Question

Work function of sodium is $2.75eV$. What will be the KE of emitted electrons when a photon of energy $3.54eV$ is incident on the surface of sodium?

Answer 1

Hint: Remember Einstein’s photoelectric concept. Einstein theorized that when a photon hits the surface of a metal, the energy of the entire photon is transferred to the electron emitted from the metal’s surface.

Complete step by step solution:
The emission of a photoelectron is the result of the interaction between a single photon of the incident radiation and an electron in the metal.
As we know, the energy of the photon is transferred to the emitted electron, energy of the photon and emitted electron are the same.
From the Einstein’s photoelectric theory we know that, the energy of the electron,
$E = W + K.E$
Where, $W$ is the work function
$K.E$ is the kinetic energy.
From the above equation we get,
Kinetic energy of the emitted electron from the surface of sodium is given by,
Kinetic energy, \[K.E = E - W\] ………………………………. (1)

From the question it is known the values of the energy of the electron and the work function.
Energy of the electron =$3.54eV$
Work function of sodium = $2.75eV$.
Applying these values to the equation (1) we get,
Kinetic energy, \[K.E = 3.54eV - 2.75eV\]
\[ \Rightarrow K.E = 0.79eV\]

So the final answer is Kinetic energy of the emitted electron = \[0.79eV\].
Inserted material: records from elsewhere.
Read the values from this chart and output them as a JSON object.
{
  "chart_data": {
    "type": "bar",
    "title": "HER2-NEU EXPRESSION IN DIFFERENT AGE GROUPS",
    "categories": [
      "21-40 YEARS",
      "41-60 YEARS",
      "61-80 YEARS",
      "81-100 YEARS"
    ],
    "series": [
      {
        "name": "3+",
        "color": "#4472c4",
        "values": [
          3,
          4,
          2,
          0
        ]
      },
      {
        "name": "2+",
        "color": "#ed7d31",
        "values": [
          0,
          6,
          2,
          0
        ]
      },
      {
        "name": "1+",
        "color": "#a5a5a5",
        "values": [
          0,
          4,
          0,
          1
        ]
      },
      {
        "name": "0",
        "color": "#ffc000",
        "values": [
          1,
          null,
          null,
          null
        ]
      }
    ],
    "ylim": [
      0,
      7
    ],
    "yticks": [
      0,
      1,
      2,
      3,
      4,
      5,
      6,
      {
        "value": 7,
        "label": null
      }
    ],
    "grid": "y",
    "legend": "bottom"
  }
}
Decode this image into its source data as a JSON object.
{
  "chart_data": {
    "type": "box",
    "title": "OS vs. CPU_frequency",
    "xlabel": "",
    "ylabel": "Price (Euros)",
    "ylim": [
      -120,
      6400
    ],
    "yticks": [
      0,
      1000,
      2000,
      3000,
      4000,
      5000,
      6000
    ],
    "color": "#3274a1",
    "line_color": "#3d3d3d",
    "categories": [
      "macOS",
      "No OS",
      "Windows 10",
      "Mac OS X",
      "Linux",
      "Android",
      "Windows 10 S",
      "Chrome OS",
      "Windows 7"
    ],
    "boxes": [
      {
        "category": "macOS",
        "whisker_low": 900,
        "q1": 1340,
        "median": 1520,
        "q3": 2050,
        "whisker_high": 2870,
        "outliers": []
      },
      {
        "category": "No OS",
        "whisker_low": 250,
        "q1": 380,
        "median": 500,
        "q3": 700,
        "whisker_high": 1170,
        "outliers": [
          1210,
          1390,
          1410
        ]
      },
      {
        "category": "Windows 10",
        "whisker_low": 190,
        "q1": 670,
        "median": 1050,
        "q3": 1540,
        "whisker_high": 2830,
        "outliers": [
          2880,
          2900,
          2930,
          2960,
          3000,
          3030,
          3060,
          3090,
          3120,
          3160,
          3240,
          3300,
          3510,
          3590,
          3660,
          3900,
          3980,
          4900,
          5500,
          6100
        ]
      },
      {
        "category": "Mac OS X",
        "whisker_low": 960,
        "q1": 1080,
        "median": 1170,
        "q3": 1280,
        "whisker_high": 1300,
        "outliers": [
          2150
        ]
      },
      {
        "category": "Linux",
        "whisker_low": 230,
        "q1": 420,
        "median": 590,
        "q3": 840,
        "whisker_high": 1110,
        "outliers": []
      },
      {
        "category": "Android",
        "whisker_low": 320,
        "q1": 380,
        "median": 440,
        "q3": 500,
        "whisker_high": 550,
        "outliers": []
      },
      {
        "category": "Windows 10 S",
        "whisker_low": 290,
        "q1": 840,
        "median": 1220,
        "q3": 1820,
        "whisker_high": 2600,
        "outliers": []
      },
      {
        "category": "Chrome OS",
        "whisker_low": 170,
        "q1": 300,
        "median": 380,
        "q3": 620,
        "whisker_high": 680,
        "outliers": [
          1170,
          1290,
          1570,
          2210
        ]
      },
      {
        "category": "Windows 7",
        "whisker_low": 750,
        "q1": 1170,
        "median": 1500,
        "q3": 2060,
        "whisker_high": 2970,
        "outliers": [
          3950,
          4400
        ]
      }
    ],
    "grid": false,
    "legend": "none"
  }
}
Note: Under the right circumstances light can be used to push electrons, freeing them from the surface of a solid. This process is called the photoelectric effect. The velocity, thus, the kinetic energy and the energy of the liberated electron are dependent on each other. Einstein simply explained the photoelectric effect as follows: He assumed that the kinetic energy of the ejected electron was equal to the energy of the incident photon minus work function, which is defined as the amount of energy required to remove an electron from a material.